Büyükşehir ve Selçuklu belediyelerimiz bu bereketlilikte ön plana çıkıyor. Karatay ve Meram Belediyeleri için aynı övgüyü ne yazık ki yapamayacağız. Bu konuda her iki belediyedeki sıkıntı, geçen hafta sonu İbrahim Dıvarcı Bey tarafından da dile getirildi, umalım ki Karatay ve Meram belediyeleri de üzerlerine düşen sorumluluğu ifa etsinler.
Uğur İbrahim Altay Bey’in ön ayak olmasıyla Değerler Eğitimi, İkindi Sohbetleri, belediye yayınları, Selçuklu Kongre Merkezi, TYB ve diğer sivil toplum kuruluşlarına mekan ve diğer konularda sağlanan kolaylıklar, kültürel etkinlikler konusunda Konya’mızı ülkemiz gündeminde tuttu.
Türkiye Yazarlar Birliği Konya Şubesi, Aydınlar Ocağı, TEYAD, Fikir ve Sanat Adamları Derneği vs. kurum bazında; Mustafa Güçlü, Ömer Lütfi Ersöz, Hayri Erten, Zeki Oğuz, Muhammet Acıyan, Atilla Yaramış ve daha pek çok değerimiz şehrimizin kültür harcına tuğla koyan, borçlu olduğumuz isimlerin başında geliyor. Hepsine saygılarımı sunuyorum, teşekkür ediyorum, İYİ Kİ VARSINIZ…
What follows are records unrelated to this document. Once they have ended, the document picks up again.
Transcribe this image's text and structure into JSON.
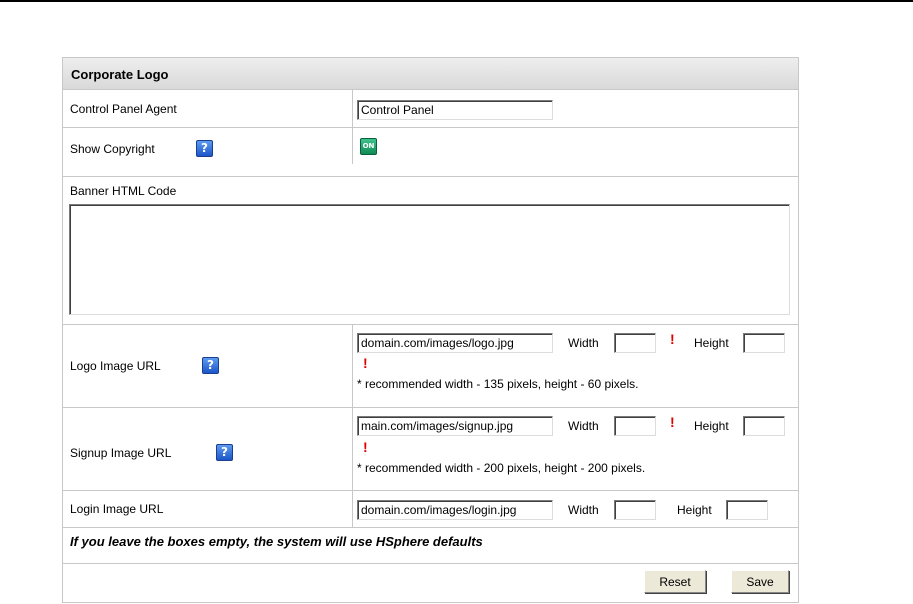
{
  "section_title": "Corporate Logo",
  "control_panel_agent": {
    "label": "Control Panel Agent",
    "value": "Control Panel"
  },
  "show_copyright": {
    "label": "Show Copyright",
    "help_icon": "?",
    "toggle_text": "ON",
    "toggle_state": "on"
  },
  "banner": {
    "label": "Banner HTML Code",
    "value": ""
  },
  "logo_image": {
    "label": "Logo Image URL",
    "help_icon": "?",
    "url_value": "domain.com/images/logo.jpg",
    "width_label": "Width",
    "width_value": "",
    "height_label": "Height",
    "height_value": "",
    "required_mark": "!",
    "note": "* recommended width - 135 pixels, height - 60 pixels."
  },
  "signup_image": {
    "label": "Signup Image URL",
    "help_icon": "?",
    "url_value": "main.com/images/signup.jpg",
    "width_label": "Width",
    "width_value": "",
    "height_label": "Height",
    "height_value": "",
    "required_mark": "!",
    "note": "* recommended width - 200 pixels, height - 200 pixels."
  },
  "login_image": {
    "label": "Login Image URL",
    "url_value": "domain.com/images/login.jpg",
    "width_label": "Width",
    "width_value": "",
    "height_label": "Height",
    "height_value": ""
  },
  "defaults_note": "If you leave the boxes empty, the system will use HSphere defaults",
  "buttons": {
    "reset": "Reset",
    "save": "Save"
  }
}
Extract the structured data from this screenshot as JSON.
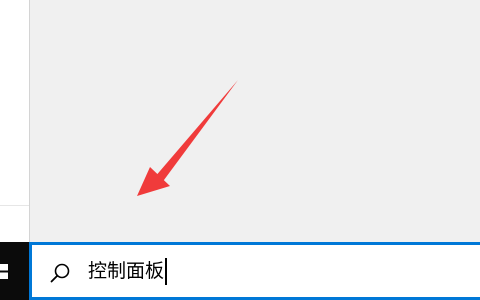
{
  "search": {
    "query": "控制面板",
    "icon": "search-icon"
  },
  "taskbar": {
    "start_icon": "windows-logo-icon",
    "accent_color": "#0078d7"
  },
  "annotation": {
    "type": "arrow",
    "color": "#f03b3b",
    "points_to": "lower-left"
  }
}
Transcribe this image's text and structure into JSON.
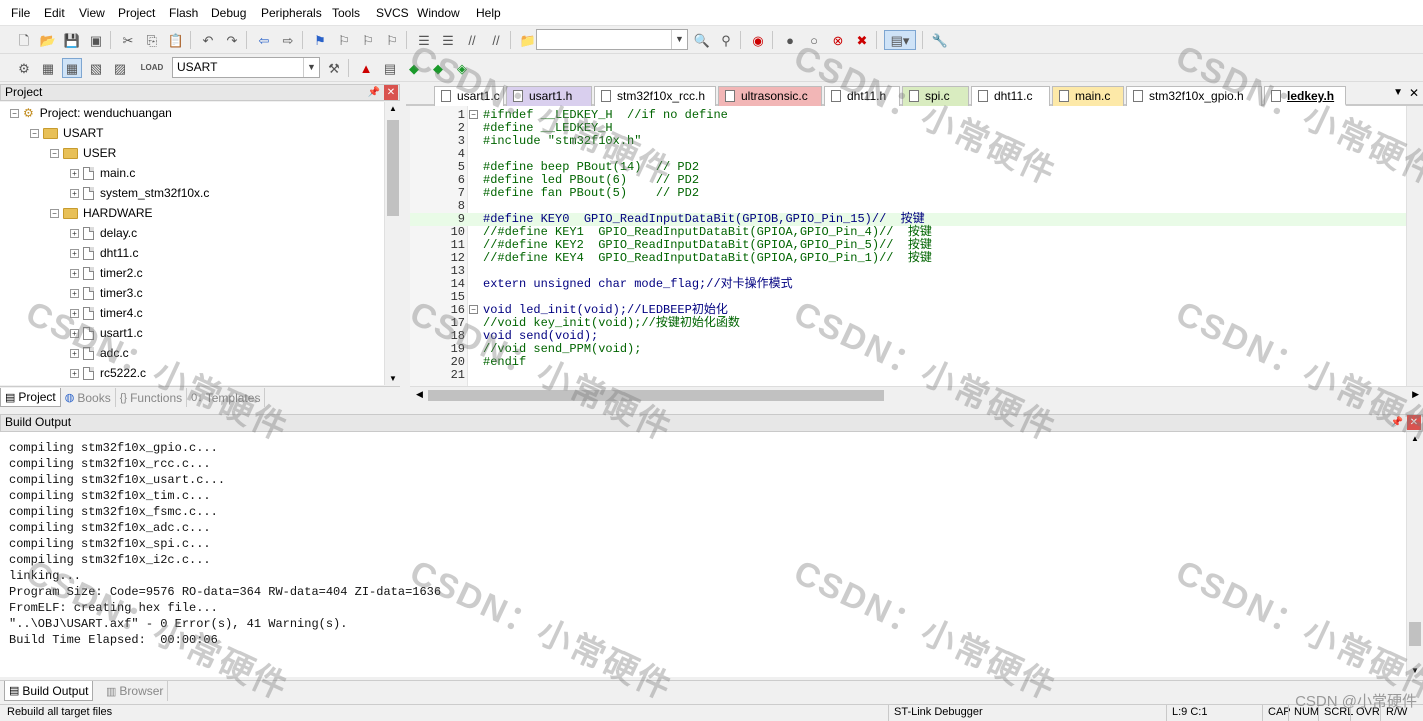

Elbette insanoğlu, iyinin de iyisini istemeye başlıyor bu güzellikleri art arda yaşayınca. Kayseri Büyükşehir Belediyesi’nin usta yazar Dursun Çiçek kaptanlığında çıkardığı Şehir ve Düşünen Şehir isimli nitelikli kültür sanat dergileri kalibresinde yayınlar çıkararak çıtayı bir üste çıkarabilir. Her ikisi de düzenli olarak tarafıma ulaştırılan Şehir ve Düşünen Şehir dergileri, Kayseri şehrinin zenginliklerini yansıtma babında da titizlikle hazırlanan içeriği ve baskısıyla da göz dolduruyor. Kayseri Büyükşehir Belediyesinin düzenlediği kitap fuarı da, düzenlenmesinin üzerinden uzun süre geçmesine rağmen, ülkemizin hatırı sayılan kıymetli edebiyatçılarımızın dilinde hala. İstanbul Tüyap Kitap Fuarından daha başarılı bulanlar hayli fazla. Bizdeki kitap fuarına baktığımız zaman, kadim şehrimize yakışan bir kitap fuarı, istenildiği takdirde şehrimizde de başarılı bir şekilde organize edilebilir. Bahsettiğim dergileri çıkaracak kadronun da Konya’mızda bulunduğuna, çok daha başarılı bir derginin çıkarılabileceğine tüm kalbimle inanıyorum. Yeter ki belediyelerimizin kültür işlerine bu işlerden gerçekten anlayan donanımlı kişiler baksın. Sadece Uğur İbrahim Altay Bey’in gayretleri ve istemesiyle başa çıkılacak bir iş değil bu.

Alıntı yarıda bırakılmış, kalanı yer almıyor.